Physics-guided Bayesian neural networks by ABC-SS: Application to reinforced concrete columns

Abstract

This manuscript proposes a physics-guided Bayesian neural network, which combines Approximate-Bayesian-Computation training with physics-based models. This hybrid algorithm uses the laws of physics to mitigate the lack of data, and the flexibility of neural networks to model the complexities inherent in nature. The state-of-the-art approaches often introduce the physics in the loss function, or through some known boundary conditions, and then use backpropagation to adjust the weights. However, this training method involves some rigidity and drawbacks, mostly related to the adoption of a predefined loss/likelihood function and the evaluation of its gradient during training. The use of approximate Bayesian computation as the learning engine results in a greater prediction accuracy and flexibility to quantify the uncertainty, due to the gradient-free nature of the algorithm, the absence of loss/likelihood function and the non-parametric formulation of the weights.

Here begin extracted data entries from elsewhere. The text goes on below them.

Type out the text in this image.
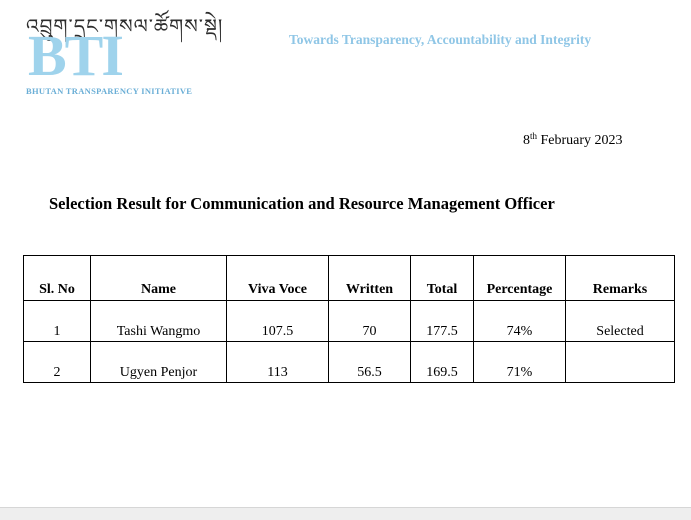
འབྲུག་དྲང་གསལ་ཚོགས་སྡེ།
BTI
BHUTAN TRANSPARENCY INITIATIVE
Towards Transparency, Accountability and Integrity
8th February 2023
Selection Result for Communication and Resource Management Officer
Sl. No	Name	Viva Voce	Written	Total	Percentage	Remarks
1	Tashi Wangmo	107.5	70	177.5	74%	Selected
2	Ugyen Penjor	113	56.5	169.5	71%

Furthermore, the physics-based model is introduced in the forward pass of the neural network, which significantly increases the extrapolation capabilities of the proposed hybrid model. The proposed algorithm has been applied to lateral-load tests in reinforced concrete columns, providing promising results when making predictions about future loading cycles, surpassing the purely data-driven and physics-based methods as well as the state-of-the-art physics-guided neural networks. In light of the performance shown during the experiments, the proposed algorithm has the potential to become a useful tool for fast evaluation of critical buildings after seismic events.